The Prince of Wales will welcome to the UK a choir of young Iraqi women who have used music to help cope with the horrors in their homeland.

The group – some of whom were used as sex slaves by fighters from so-called Islamic State (IS) – will be greeted by Charles during a private reception in London on Wednesday as they make a whistle-stop tour of the UK.

Charles is patron of the Amar Foundation, which provides emergency aid, education and healthcare in the Middle East, and through its music programme has brought over the choir of Yazidi women.

Violinist Michael Bochmann is leading the charity’s British Council-funded music project to record and preserve the religious music of the Yazidi people, a minority persecuted in Iraq, and has formed the choir as part of a parallel project to keep Yazidi folk music alive.

The musician and educator said many of the young women had been in a “state of shock” after being abused by the IS fighters: “What we’ve done, we’ve specifically formed a group of girls and it’s transforming their lives, it’s making them feel much, much better.

“It’s allowing them to move on from this horrific bit of history they’ve been through, to living normal lives and being part of their community again, and not being frightened to go out the front door.”

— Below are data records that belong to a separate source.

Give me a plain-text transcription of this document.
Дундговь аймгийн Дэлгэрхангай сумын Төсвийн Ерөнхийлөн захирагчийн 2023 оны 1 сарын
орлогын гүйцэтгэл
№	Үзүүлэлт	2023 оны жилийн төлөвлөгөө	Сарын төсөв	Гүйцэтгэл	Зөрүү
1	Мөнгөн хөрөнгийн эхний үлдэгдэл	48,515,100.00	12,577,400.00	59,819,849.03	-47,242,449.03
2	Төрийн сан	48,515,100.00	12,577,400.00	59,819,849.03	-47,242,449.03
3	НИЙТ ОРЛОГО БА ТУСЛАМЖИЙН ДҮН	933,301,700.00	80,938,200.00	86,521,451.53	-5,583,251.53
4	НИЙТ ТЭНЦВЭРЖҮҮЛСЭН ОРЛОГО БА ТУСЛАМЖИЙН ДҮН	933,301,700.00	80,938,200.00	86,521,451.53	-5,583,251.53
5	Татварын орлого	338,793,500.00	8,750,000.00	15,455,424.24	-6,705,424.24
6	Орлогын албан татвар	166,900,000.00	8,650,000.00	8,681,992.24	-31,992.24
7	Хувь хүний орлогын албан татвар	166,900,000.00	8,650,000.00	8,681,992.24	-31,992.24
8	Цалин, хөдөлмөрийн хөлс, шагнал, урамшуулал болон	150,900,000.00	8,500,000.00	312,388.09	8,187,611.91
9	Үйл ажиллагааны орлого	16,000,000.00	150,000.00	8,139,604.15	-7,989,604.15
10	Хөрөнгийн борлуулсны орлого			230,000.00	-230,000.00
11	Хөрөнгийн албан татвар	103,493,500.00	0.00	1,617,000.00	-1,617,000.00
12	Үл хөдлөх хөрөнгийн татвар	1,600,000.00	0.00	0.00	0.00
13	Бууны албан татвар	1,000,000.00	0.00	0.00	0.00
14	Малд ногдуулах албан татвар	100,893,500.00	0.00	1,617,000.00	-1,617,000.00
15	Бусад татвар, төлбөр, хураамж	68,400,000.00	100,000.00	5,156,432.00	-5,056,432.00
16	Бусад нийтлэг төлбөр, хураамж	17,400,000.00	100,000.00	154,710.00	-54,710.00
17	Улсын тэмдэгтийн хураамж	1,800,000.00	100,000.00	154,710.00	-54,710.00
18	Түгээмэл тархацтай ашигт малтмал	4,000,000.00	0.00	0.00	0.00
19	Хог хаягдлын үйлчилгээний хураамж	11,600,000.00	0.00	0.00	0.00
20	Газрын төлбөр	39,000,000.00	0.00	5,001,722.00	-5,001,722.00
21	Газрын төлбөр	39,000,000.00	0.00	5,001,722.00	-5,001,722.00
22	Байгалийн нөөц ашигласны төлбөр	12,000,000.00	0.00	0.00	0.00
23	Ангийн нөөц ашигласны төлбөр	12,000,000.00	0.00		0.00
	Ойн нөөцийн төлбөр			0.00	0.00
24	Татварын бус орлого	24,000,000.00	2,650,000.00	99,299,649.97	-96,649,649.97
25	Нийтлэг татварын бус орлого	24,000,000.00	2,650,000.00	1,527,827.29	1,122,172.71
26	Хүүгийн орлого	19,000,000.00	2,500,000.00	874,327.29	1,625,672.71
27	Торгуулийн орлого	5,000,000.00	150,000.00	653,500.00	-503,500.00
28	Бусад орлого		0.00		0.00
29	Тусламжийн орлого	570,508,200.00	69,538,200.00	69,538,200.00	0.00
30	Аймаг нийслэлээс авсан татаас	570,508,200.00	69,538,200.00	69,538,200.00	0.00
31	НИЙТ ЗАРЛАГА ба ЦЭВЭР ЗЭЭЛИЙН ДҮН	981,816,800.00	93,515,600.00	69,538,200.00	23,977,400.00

Mr Bochmann, who is professor of violin and chamber music at Trinity Laban Conservatoire of Music and Dance in London, said in 2014 IS fighters targeted Yazidi communities, killing men and taking women as sex slaves, with the majority of survivors now living in refugee camps afraid to return to their villages.

He said: “The Yazidis are a minority of about half a million people in northern Iraq, they have their own religion, it’s not Muslim, it’s not Christian, it goes back thousands of years to the mists of time.”

In the summer of 2019 Amar began recording Yazidi religious music for prosperity and the archive will be presented to Oxford University’s Bodleian Library on Tuesday followed by a performance in the new wing of the library.

Speaking about the benefits of the music project for the young women, the violinist said: “It puts them back in touch with their culture and it’s like music therapy, and also brings out a sort of club atmosphere.

“When we’ve had the young people come to the classes they learn the music but they don’t want to go away again, there’s an incredible community feeling.”

The choir have already taken part in a masterclass with Professor Bochmann at the Trinity Laban Conservatoire and on Thursday will attend an event at the Houses of Parliament.

Baroness Nicholson founded Amar in the early 1990s in response to Iraqi dictator Saddam Hussein’s systematic attacks against his people in the south of the country.